Australia's Queensland tourism industry has completed a remarkable U-turn, thanks to a huge increase in hotel occupancy rates during the past 12 months.
The change in fortune is being fuelled by cheap flights carrying loads of southern visitors, with arrival numbers reaching pre-September 11 levels, the latest Midwood Queensland Investment report shows.
Accommodation providers in Brisbane, the Gold Coast and Cairns are enjoying the biggest windfall, increasing their room rates by 8 per cent.
The figures are a stark contrast to 12 months ago when photographs of the Surfers Paradise skyline at night showed many rooms were empty.

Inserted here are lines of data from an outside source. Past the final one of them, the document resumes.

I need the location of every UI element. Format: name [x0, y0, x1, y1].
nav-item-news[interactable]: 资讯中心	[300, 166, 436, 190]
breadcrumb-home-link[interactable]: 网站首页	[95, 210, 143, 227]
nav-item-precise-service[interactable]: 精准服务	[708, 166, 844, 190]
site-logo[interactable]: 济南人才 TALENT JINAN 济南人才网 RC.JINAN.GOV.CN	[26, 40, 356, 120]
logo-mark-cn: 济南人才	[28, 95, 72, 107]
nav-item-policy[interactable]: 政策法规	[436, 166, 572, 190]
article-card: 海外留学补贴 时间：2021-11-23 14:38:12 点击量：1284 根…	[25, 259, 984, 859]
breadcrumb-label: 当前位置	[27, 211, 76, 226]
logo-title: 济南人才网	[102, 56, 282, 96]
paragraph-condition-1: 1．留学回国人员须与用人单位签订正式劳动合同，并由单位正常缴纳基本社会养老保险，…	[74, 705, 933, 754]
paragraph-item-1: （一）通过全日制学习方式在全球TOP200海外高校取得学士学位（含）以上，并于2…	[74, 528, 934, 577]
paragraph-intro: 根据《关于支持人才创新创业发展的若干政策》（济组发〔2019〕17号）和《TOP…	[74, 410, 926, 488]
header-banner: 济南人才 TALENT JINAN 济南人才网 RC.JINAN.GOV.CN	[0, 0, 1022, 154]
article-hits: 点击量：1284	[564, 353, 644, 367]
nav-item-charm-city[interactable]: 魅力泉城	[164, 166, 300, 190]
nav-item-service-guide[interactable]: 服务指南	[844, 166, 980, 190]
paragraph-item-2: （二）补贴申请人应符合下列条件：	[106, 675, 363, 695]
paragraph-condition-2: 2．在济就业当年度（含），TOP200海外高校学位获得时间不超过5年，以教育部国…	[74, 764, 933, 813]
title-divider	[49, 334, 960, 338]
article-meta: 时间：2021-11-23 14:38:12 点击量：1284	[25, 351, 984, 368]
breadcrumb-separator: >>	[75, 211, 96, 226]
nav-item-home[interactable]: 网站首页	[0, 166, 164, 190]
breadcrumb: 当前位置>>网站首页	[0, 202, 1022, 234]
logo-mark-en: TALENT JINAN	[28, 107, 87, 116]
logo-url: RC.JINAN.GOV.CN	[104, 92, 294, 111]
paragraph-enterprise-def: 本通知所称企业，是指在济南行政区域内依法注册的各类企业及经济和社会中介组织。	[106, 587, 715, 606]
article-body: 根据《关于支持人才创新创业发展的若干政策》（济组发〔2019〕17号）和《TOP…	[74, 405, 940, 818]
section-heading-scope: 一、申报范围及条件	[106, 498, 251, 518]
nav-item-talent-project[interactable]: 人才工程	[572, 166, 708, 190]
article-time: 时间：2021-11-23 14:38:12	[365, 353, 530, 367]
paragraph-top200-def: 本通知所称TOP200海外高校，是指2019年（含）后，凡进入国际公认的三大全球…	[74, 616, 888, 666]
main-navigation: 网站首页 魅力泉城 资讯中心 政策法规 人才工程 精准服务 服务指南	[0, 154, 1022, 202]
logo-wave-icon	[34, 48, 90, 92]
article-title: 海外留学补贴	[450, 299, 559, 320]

But as occupancy levels nudge past 80 per cent, tourists can expect to pay more for a bed, with prices tipped to rise by $12 a night.
"Domestic travellers took advantage of the cheap airfares to holiday during the winter months in balmy Queensland," the Midwood report said.
Head researcher John Rose said: "The cheap airfares were very significant. You can fly with Virgin and Jetstar and get around very cheaply now.
"In previous years the airfares were terribly high. The Gold Coast had 3 million arrivals at the (Coolangatta) airport in 2004, which was a record."
Mr Rose said overseas tourists were also travelling again after overcoming their fears about the SARS outbreak and terrorists attacks.
Brisbane accommodation houses had the highest percentage increase in takings at 19 per cent; the highest occupancy rates of 82.6 per cent and equal largest room rate increase of 8 per cent.
Gold Coast room rates increased by 8 per cent with occupancy rates reaching 71 per cent.
Takings rose by 15 per cent to almost $100 million.
The report rated the Sunshine Coast's performance as "relatively disappointing".
While takings increased by 7 per cent and room rates by 6 per cent, those takings were 5 per cent below the increase for the state as a whole.
Research on overseas visitor nights revealed a statewide increase of 9 per cent for the year to June, 2004, with Brisbane and the Gold Coast scoring a 10 per cent increase.
Cairns suffered a 7 per cent decline but still recorded the highest number in the state.
The Midwood report also found the origin of overseas tourists dictated where they were likely to stay.
Japanese and New Zealand holidaymakers preferred the theme parks and beaches of the Gold Coast while Brisbane was popular with Europeans visiting relatives.
The reef and rainforest near Cairns was a drawcard for Japanese, European and American tourists while the Sunshine Coast and Whitsundays were popular among visitors from the UK.